Autumn Chill

Mid-July. Front of the home goods store poised for college retail. Bed-in-a-Bag. Towels. Desk organizers. Laundry sacks. Plastic baskets for bath items. Piled high. Waiting for moms and soon to be dorm residents to file by. In full acquisition mode.

Noted the bounty and continued another step, till smacked straight in the gut. Wallop of emotion. Sadness. Loss.

I loved going back to school. Shiny, new shoes and scratchy wool skirts worn in weather too warm. Stiff new books with a certain smell. Sharpened pencils, clean erasers. Neatly arranged in cigar box keepers. Rituals. Friends. The fresh start to a new school year. Pretending that none of it mattered. 

But I dreaded when my child ran behind the cyclone fence, through the play yard into class. End of shiftless summer days. Nights that rolled into wee hours. Daylight traded for Standard time, followed by too soon morning. Good-bye late night Nintendo, and drive-through burgers in pajamas.

Dinner early, bed early, up early. Homework, afterschool sports, library, supplies, brown bag lunches. Counting down to winter’s dreary chill poured into shortened days. Life as regimen.

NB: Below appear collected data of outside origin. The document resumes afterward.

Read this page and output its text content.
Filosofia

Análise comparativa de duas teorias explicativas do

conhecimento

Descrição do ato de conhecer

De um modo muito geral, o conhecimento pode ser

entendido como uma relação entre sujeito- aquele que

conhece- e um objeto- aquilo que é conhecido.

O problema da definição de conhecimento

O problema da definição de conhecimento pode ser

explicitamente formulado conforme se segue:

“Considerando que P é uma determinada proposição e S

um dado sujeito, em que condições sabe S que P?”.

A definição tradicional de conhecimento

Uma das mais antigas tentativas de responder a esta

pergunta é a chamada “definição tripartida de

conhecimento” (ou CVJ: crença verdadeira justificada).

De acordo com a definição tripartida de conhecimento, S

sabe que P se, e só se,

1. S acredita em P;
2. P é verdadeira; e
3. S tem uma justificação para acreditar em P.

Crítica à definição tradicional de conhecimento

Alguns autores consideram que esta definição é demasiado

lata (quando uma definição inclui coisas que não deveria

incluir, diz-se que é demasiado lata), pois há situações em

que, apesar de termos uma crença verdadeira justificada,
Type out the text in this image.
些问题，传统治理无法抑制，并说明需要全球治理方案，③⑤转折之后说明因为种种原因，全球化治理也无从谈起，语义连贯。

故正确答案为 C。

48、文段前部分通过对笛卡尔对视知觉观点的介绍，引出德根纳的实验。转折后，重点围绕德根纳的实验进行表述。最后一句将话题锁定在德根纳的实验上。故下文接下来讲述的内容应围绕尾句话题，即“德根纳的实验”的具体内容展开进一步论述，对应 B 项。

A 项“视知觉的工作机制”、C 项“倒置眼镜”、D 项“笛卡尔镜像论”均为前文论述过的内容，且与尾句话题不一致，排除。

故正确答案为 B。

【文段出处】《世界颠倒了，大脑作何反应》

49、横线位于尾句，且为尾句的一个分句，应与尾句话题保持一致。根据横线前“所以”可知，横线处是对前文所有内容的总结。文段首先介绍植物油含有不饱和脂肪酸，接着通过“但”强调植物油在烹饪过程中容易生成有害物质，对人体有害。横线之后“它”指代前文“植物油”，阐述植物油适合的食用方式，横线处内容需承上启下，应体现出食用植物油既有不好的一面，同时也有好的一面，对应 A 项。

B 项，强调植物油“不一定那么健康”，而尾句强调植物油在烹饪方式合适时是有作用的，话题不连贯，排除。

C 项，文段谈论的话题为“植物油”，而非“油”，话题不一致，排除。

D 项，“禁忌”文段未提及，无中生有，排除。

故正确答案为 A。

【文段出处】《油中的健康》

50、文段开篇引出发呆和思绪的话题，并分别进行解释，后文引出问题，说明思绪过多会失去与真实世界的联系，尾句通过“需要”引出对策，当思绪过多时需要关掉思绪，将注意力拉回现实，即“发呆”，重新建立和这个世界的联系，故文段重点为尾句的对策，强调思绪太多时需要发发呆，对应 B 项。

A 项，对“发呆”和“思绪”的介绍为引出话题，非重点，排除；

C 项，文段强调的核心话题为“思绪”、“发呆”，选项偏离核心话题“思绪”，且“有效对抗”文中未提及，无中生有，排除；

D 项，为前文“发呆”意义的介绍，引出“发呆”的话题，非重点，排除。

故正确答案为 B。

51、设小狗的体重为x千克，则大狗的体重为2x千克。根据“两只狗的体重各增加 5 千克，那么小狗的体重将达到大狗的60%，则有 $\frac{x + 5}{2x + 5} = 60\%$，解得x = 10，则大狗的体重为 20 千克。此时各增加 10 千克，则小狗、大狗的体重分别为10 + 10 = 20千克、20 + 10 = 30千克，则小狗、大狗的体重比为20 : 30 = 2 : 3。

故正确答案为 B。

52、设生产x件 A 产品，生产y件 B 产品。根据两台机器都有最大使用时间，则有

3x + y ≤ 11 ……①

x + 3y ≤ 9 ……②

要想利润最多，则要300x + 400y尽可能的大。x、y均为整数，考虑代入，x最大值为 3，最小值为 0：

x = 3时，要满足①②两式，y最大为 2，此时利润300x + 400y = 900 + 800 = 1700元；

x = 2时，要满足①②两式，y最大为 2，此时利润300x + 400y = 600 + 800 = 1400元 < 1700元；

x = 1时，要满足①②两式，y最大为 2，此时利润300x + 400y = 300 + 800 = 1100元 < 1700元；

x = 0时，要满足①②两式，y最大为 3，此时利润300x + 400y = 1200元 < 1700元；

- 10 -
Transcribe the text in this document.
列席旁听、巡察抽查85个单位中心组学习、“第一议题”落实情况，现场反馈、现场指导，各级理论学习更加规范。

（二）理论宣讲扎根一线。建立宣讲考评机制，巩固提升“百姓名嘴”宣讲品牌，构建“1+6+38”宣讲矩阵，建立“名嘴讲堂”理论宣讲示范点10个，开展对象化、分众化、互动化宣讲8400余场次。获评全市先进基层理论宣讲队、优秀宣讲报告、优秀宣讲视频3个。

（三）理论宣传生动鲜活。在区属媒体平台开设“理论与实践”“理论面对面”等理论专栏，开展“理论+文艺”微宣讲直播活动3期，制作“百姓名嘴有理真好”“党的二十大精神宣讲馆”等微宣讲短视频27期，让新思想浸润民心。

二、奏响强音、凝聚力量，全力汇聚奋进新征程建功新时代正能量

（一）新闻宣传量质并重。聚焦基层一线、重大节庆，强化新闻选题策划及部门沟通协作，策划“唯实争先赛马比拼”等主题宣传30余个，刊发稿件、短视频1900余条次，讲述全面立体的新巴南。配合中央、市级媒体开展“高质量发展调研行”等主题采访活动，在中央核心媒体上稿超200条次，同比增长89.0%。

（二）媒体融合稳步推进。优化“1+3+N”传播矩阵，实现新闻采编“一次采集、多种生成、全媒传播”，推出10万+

Tapping toes till 3:00PM. And Friday night.

I hustled to the car to sit, to reconcile my turmoil.

I'd felt summer rushing by. And life. Boy’s childhood blew right through me. Sudden autumn chill. 

No pretending now. Summer packing up. Readying its leave. Fall squeezing through the cracks. Stirring winter scheming. Woven, woolen textures standing by.

I longed for spring surprise and summer warmth. To see Boy run and jump and laugh with childhood abandon. As once he did. When I was banned from kissing near the school. His cheeks were round and sweet. His hugs were bold.

Is this a mid-life crisis? Played out on the linens aisle. Spurred by neon trash cans? Postponed till quarter three when leaves start their sneaky accumulation. Soon to sprint toward ground. 

I’ve been asked, when was it the best. Which age did I like most?

Boy’s tiny fists clenched in frustration, learning to roll over? Toddler walk or pre-school questions? After school hugs and snacks? Eye-rolling high school. College. Child lingering on the steps of adulthood? Searching for Easter eggs mailed to his out-of-state apartment.


All of it. The time I loved the most. Boy’s. 

Mine. 

Thinking in car, seats hot from summer glare, sun shines brightest after September solstice. Low, better for catching rays.

And along with crunchy leaves, I aim to snag them all.



 "Autumn is a second spring when every leaf is a flower."
Albert Camus

Comments

  1. I love the imagery you use. I don't look forward to those days. I feel bad as it is not working at my children's schools anymore. (I even taught my own daughter for a year. Crazy, I know.) We always drove to school together. Running around the house finding shoes, packing lunches, searching for backpacks and hurriedly eating breakfast in the car as we zoomed through the countryside on our way to school. I miss those days.